For the IMITA device, tumour cells were isolated from PDXs, seeded into the device, and perfusion cultured for 24 h before initiating drug treatment for 3 days at 8 concentrations ranging from 0 to 500 μM. This range of drug concentration was chosen to include the maximum serum concentration (Cmax) values of the 5 SOC drugs in human, which range from 4.96 µM for (OXA) to 426 µM (5-FU) (Liston and Davis, 2017). The drug exposure period was chosen to represent the mean time period of drug screening models in microfluidic tumour cultures (Oleaga et al., 2016; Gheibi et al., 2017; Pandya et al., 2017; Virumbrales-Muñoz et al., 2019). The assay readout to assess drug responsiveness was selected to balance between accuracy of measuring anti-tumour effects and amenability to high throughput drug screening operations. To this end, we imaged and quantified cell viability of each spheroid using 2D wide-field fluorescence imaging as readouts to indicate for drug responses.
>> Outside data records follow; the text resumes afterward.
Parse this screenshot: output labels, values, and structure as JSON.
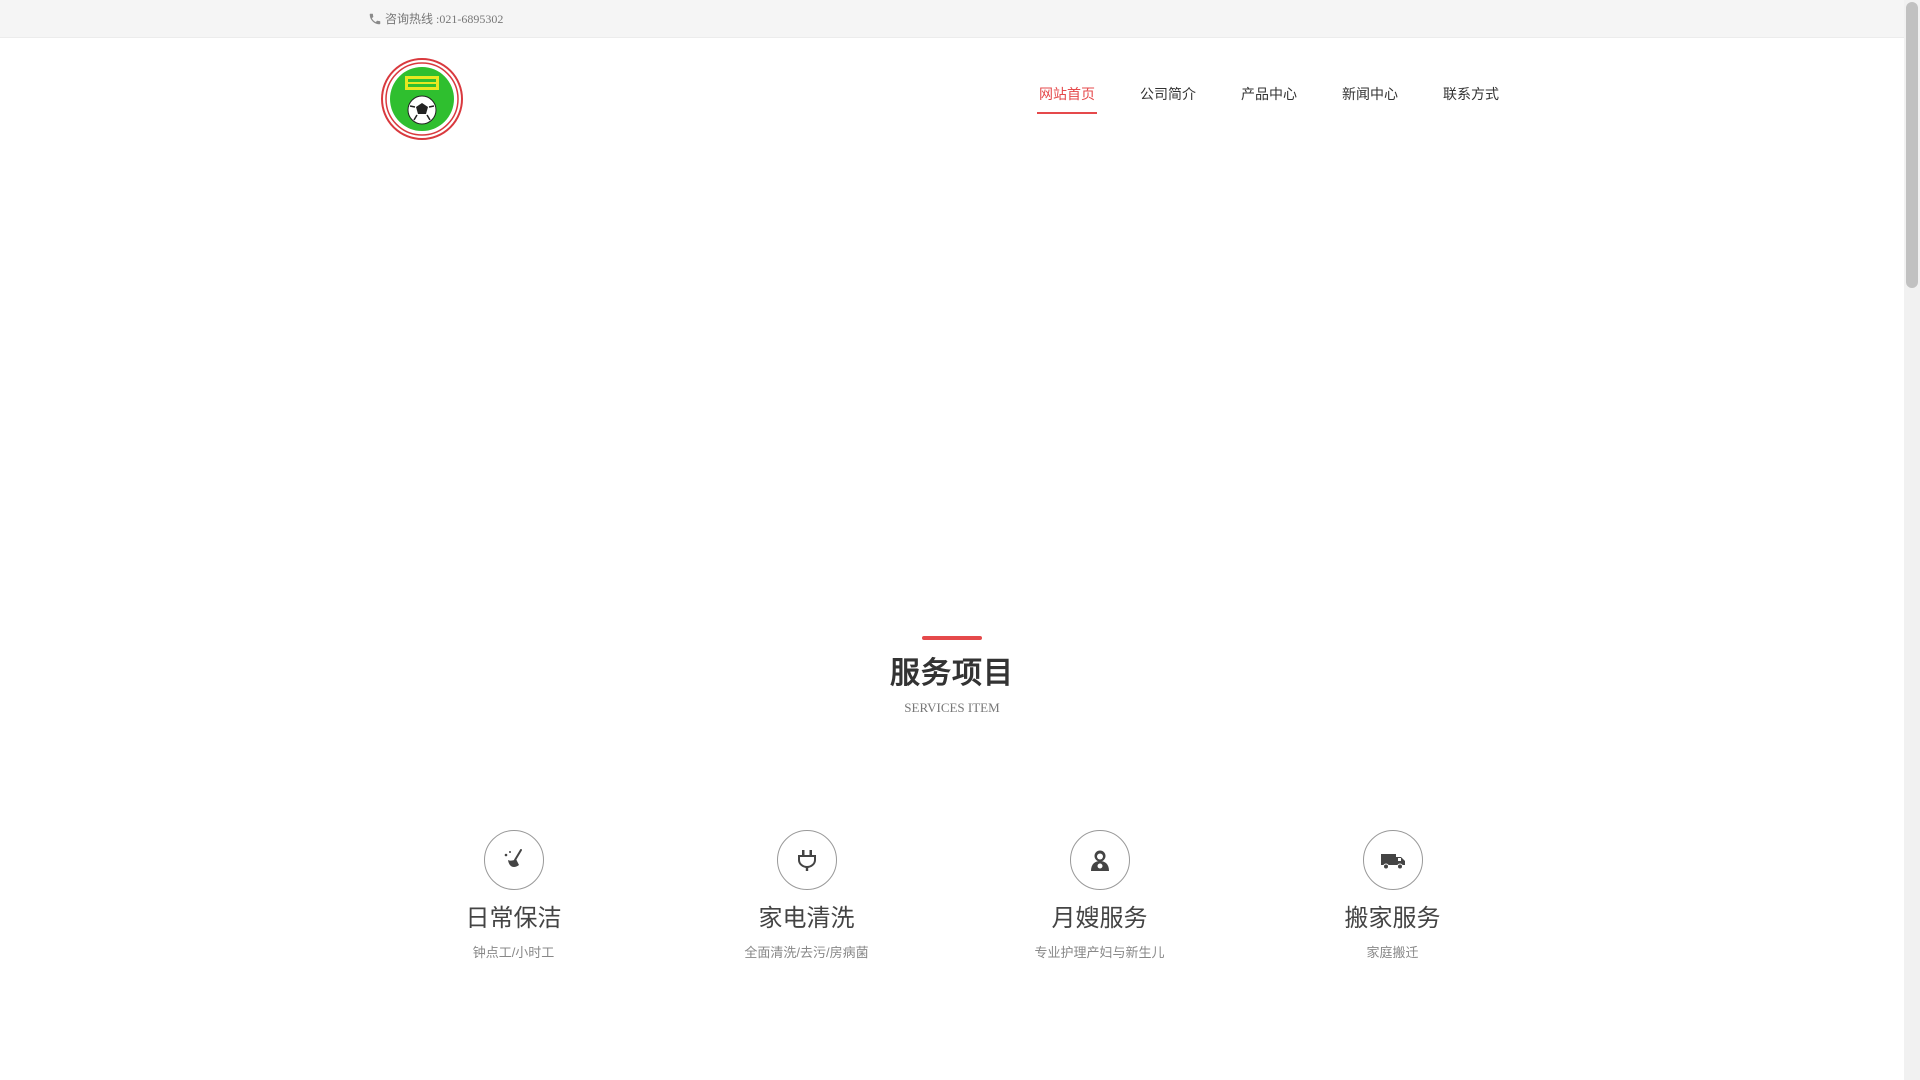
{
  "topbar": {
    "hotline": "咨询热线 :021-6895302",
    "phone_icon": "phone-icon"
  },
  "header": {
    "logo_icon": "club-badge-logo",
    "nav": [
      {
        "label": "网站首页",
        "active": true
      },
      {
        "label": "公司简介",
        "active": false
      },
      {
        "label": "产品中心",
        "active": false
      },
      {
        "label": "新闻中心",
        "active": false
      },
      {
        "label": "联系方式",
        "active": false
      }
    ]
  },
  "section": {
    "title": "服务项目",
    "subtitle": "SERVICES ITEM"
  },
  "services": [
    {
      "name": "日常保洁",
      "desc": "钟点工/小时工",
      "icon": "broom-icon"
    },
    {
      "name": "家电清洗",
      "desc": "全面清洗/去污/房病菌",
      "icon": "plug-icon"
    },
    {
      "name": "月嫂服务",
      "desc": "专业护理产妇与新生儿",
      "icon": "nanny-icon"
    },
    {
      "name": "搬家服务",
      "desc": "家庭搬迁",
      "icon": "truck-icon"
    }
  ],
  "colors": {
    "accent": "#e5494b",
    "topbar_bg": "#f5f5f5",
    "text": "#333333"
  }
}
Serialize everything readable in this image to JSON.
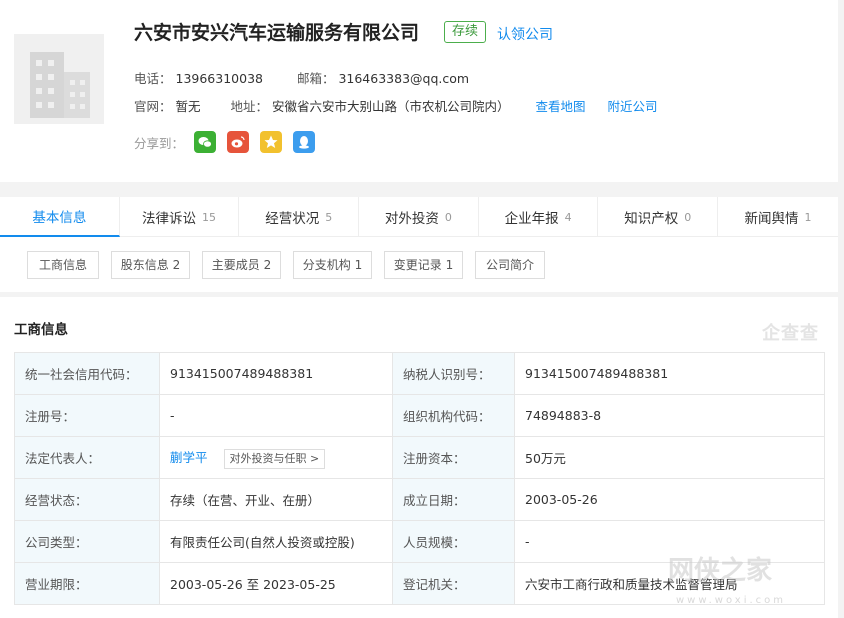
{
  "company": {
    "name": "六安市安兴汽车运输服务有限公司",
    "status_badge": "存续",
    "claim_link": "认领公司",
    "phone_label": "电话：",
    "phone": "13966310038",
    "email_label": "邮箱：",
    "email": "316463383@qq.com",
    "website_label": "官网：",
    "website": "暂无",
    "address_label": "地址：",
    "address": "安徽省六安市大别山路（市农机公司院内）",
    "map_link": "查看地图",
    "nearby_link": "附近公司",
    "share_label": "分享到："
  },
  "share_icons": [
    "wechat-icon",
    "weibo-icon",
    "qzone-star-icon",
    "qq-icon"
  ],
  "tabs": [
    {
      "label": "基本信息",
      "count": ""
    },
    {
      "label": "法律诉讼",
      "count": "15"
    },
    {
      "label": "经营状况",
      "count": "5"
    },
    {
      "label": "对外投资",
      "count": "0"
    },
    {
      "label": "企业年报",
      "count": "4"
    },
    {
      "label": "知识产权",
      "count": "0"
    },
    {
      "label": "新闻舆情",
      "count": "1"
    }
  ],
  "subtabs": [
    "工商信息",
    "股东信息 2",
    "主要成员 2",
    "分支机构 1",
    "变更记录 1",
    "公司简介"
  ],
  "section": {
    "title": "工商信息",
    "watermark": "企查查"
  },
  "rows": [
    {
      "l1": "统一社会信用代码：",
      "v1": "913415007489488381",
      "l2": "纳税人识别号：",
      "v2": "913415007489488381"
    },
    {
      "l1": "注册号：",
      "v1": "-",
      "l2": "组织机构代码：",
      "v2": "74894883-8"
    },
    {
      "l1": "法定代表人：",
      "v1": "蒯学平",
      "l2": "注册资本：",
      "v2": "50万元"
    },
    {
      "l1": "经营状态：",
      "v1": "存续（在营、开业、在册）",
      "l2": "成立日期：",
      "v2": "2003-05-26"
    },
    {
      "l1": "公司类型：",
      "v1": "有限责任公司(自然人投资或控股)",
      "l2": "人员规模：",
      "v2": "-"
    },
    {
      "l1": "营业期限：",
      "v1": "2003-05-26 至 2023-05-25",
      "l2": "登记机关：",
      "v2": "六安市工商行政和质量技术监督管理局"
    }
  ],
  "person_button": "对外投资与任职 >",
  "site_watermark": "网侠之家",
  "site_watermark_url": "www.woxi.com",
  "colors": {
    "accent": "#128bed",
    "status_green": "#3c9a3c",
    "label_bg": "#f2f9fc"
  }
}
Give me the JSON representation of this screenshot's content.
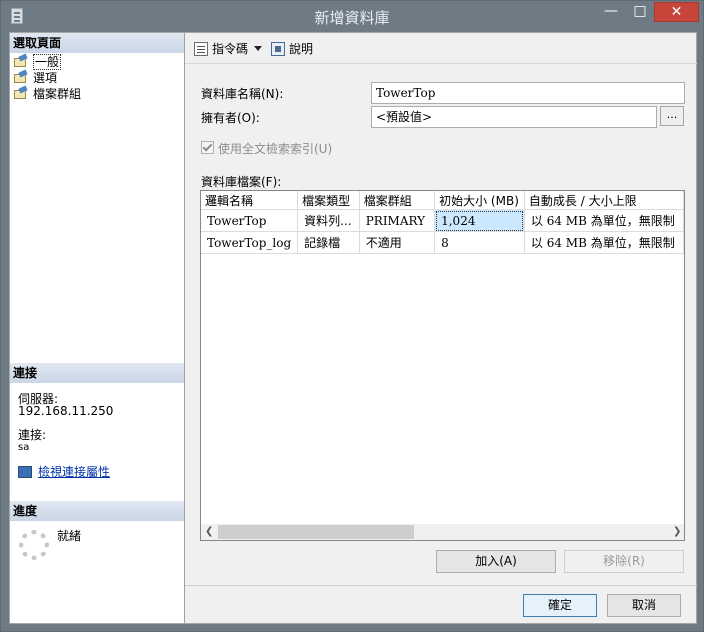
{
  "window": {
    "title": "新增資料庫"
  },
  "sidebar": {
    "select_page_header": "選取頁面",
    "pages": [
      {
        "label": "一般",
        "icon": "page-icon",
        "selected": true
      },
      {
        "label": "選項",
        "icon": "page-icon",
        "selected": false
      },
      {
        "label": "檔案群組",
        "icon": "page-icon",
        "selected": false
      }
    ],
    "connection_header": "連接",
    "server_label": "伺服器:",
    "server_value": "192.168.11.250",
    "connection_label": "連接:",
    "connection_value": "sa",
    "view_props_link": "檢視連接屬性",
    "progress_header": "進度",
    "progress_status": "就緒"
  },
  "toolbar": {
    "script_label": "指令碼",
    "help_label": "說明"
  },
  "form": {
    "db_name_label": "資料庫名稱(N):",
    "db_name_value": "TowerTop",
    "owner_label": "擁有者(O):",
    "owner_value": "<預設值>",
    "owner_browse": "...",
    "fulltext_label": "使用全文檢索索引(U)",
    "fulltext_checked": true,
    "files_label": "資料庫檔案(F):"
  },
  "grid": {
    "columns": [
      "邏輯名稱",
      "檔案類型",
      "檔案群組",
      "初始大小 (MB)",
      "自動成長 / 大小上限"
    ],
    "rows": [
      [
        "TowerTop",
        "資料列...",
        "PRIMARY",
        "1,024",
        "以 64 MB 為單位，無限制"
      ],
      [
        "TowerTop_log",
        "記錄檔",
        "不適用",
        "8",
        "以 64 MB 為單位，無限制"
      ]
    ]
  },
  "buttons": {
    "add": "加入(A)",
    "remove": "移除(R)",
    "ok": "確定",
    "cancel": "取消"
  },
  "colors": {
    "titlebar": "#6f7b84",
    "close": "#c7463c",
    "selected_cell": "#cce8ff",
    "section_header": "#c9d6e6"
  }
}
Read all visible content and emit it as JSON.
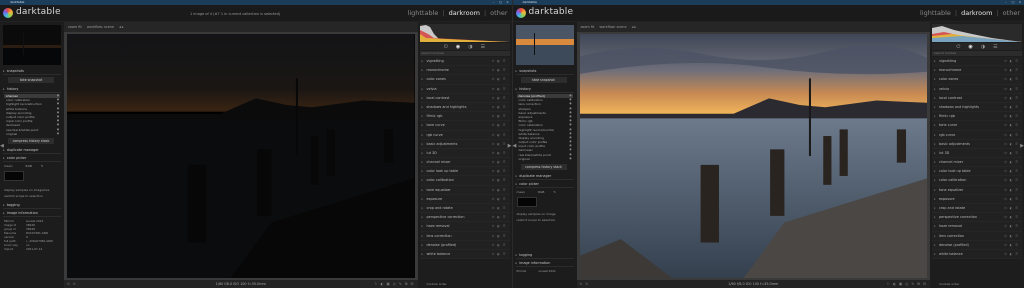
{
  "windows": [
    {
      "title": "darktable",
      "app_name": "darktable",
      "message": "1 image of 4 (#7 1 in current collection is selected)",
      "views": [
        "lighttable",
        "darkroom",
        "other"
      ],
      "active_view": "darkroom",
      "topbar": [
        "zoom fit",
        "workflow: scene",
        "◂  ▸"
      ],
      "left": {
        "snapshots": "snapshots",
        "take_snapshot": "take snapshot",
        "history": "history",
        "history_items": [
          "sharpen",
          "color calibration",
          "highlight reconstruction",
          "white balance",
          "display encoding",
          "output color profile",
          "input color profile",
          "demosaic",
          "raw black/white point",
          "original"
        ],
        "compress": "compress history stack",
        "duplicate": "duplicate manager",
        "color_picker": "color picker",
        "picker_mode": "mean",
        "picker_value": "RGB",
        "display_hint": "display samples on image/live",
        "restrict_hint": "restrict scope to selection",
        "tagging": "tagging",
        "image_info": "image information",
        "info_rows": [
          [
            "filmroll",
            "sunset 2021"
          ],
          [
            "image id",
            "36949"
          ],
          [
            "group id",
            "36949"
          ],
          [
            "filename",
            "DSC07981.ARW"
          ],
          [
            "version",
            "0"
          ],
          [
            "full path",
            "/.../DSC07981.ARW"
          ],
          [
            "local copy",
            "no"
          ],
          [
            "import",
            "2021-07-14"
          ]
        ]
      },
      "bottom_info": "1/60 f/8.0 ISO 100 f=35.0mm",
      "bottom_tools_left": "⊙ ⊙",
      "bottom_tools_right": "⚐ ◐ ▣ ◎ ✎ ⊞ ⊟",
      "right": {
        "search_placeholder": "search module",
        "modules": [
          "vignetting",
          "monochrome",
          "color zones",
          "velvia",
          "local contrast",
          "shadows and highlights",
          "filmic rgb",
          "tone curve",
          "rgb curve",
          "basic adjustments",
          "lut 3D",
          "channel mixer",
          "color look up table",
          "color calibration",
          "tone equalizer",
          "exposure",
          "crop and rotate",
          "perspective correction",
          "haze removal",
          "lens correction",
          "denoise (profiled)",
          "white balance"
        ],
        "module_order": "module order"
      }
    },
    {
      "title": "darktable",
      "app_name": "darktable",
      "message": "",
      "views": [
        "lighttable",
        "darkroom",
        "other"
      ],
      "active_view": "darkroom",
      "topbar": [
        "zoom fit",
        "workflow: scene",
        "◂  ▸"
      ],
      "left": {
        "snapshots": "snapshots",
        "take_snapshot": "take snapshot",
        "history": "history",
        "history_items": [
          "denoise (profiled)",
          "color calibration",
          "lens correction",
          "sharpen",
          "basic adjustments",
          "exposure",
          "filmic rgb",
          "color calibration",
          "highlight reconstruction",
          "white balance",
          "display encoding",
          "output color profile",
          "input color profile",
          "demosaic",
          "raw black/white point",
          "original"
        ],
        "compress": "compress history stack",
        "duplicate": "duplicate manager",
        "color_picker": "color picker",
        "picker_mode": "mean",
        "picker_value": "RGB",
        "display_hint": "display samples on image",
        "restrict_hint": "restrict scope to selection",
        "tagging": "tagging",
        "image_info": "image information",
        "info_rows": [
          [
            "filmroll",
            "sunset 2021"
          ]
        ]
      },
      "bottom_info": "1/60 f/8.0 ISO 100 f=35.0mm",
      "bottom_tools_left": "⊙ ⊙",
      "bottom_tools_right": "⚐ ◐ ▣ ◎ ✎ ⊞ ⊟",
      "right": {
        "search_placeholder": "search module",
        "modules": [
          "vignetting",
          "monochrome",
          "color zones",
          "velvia",
          "local contrast",
          "shadows and highlights",
          "filmic rgb",
          "tone curve",
          "rgb curve",
          "basic adjustments",
          "lut 3D",
          "channel mixer",
          "color look up table",
          "color calibration",
          "tone equalizer",
          "exposure",
          "crop and rotate",
          "perspective correction",
          "haze removal",
          "lens correction",
          "denoise (profiled)",
          "white balance"
        ],
        "module_order": "module order"
      }
    }
  ],
  "colors": {
    "accent": "#1b3d5a",
    "panel": "#1d1d1d",
    "background": "#161616"
  }
}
Measurement of drug-induced changes in tumour cell viability is widely employed as a readout in drug screening studies (Green and Leeuwenburgh, 2002; Kim et al., 2012; Dereli-Korkut et al., 2014). Moreover, by measuring tumour cell viability instead of changes in tumour spheroid size, we can overcame a problem encountered by previous studies on microfluidic tumour spheroid cultures, whereby a portion of dead cells can remain lodged within the spheroids, and in turn result in false negative results (Gheibi et al., 2017) (Figure 3B). Quantification of spheroid viability was performed using 2D projection fluorescent intensity images to reduce the image acquisition and processing time per sample. We have previously verified that quantification results from 2D projection images of cell viability staining in 3D tumour spheroids concurred well with 3D volumetric quantification results obtained from 3D confocal image stacks (Ong et al., 2020). Using this assay readout, we could obtain response data from over 600 test samples (i.e., 5 drugs × 32 chambers per device × 4-5 devices per drug) within a relatively short period of time to generate the dose response curves of each SOC drug. This allows for the estimation of IC50 values, which were used as the primary parameter to indicate anti-tumour efficacies of the SOC drugs, where a lower IC50 indicates for higher anti-tumour efficacy.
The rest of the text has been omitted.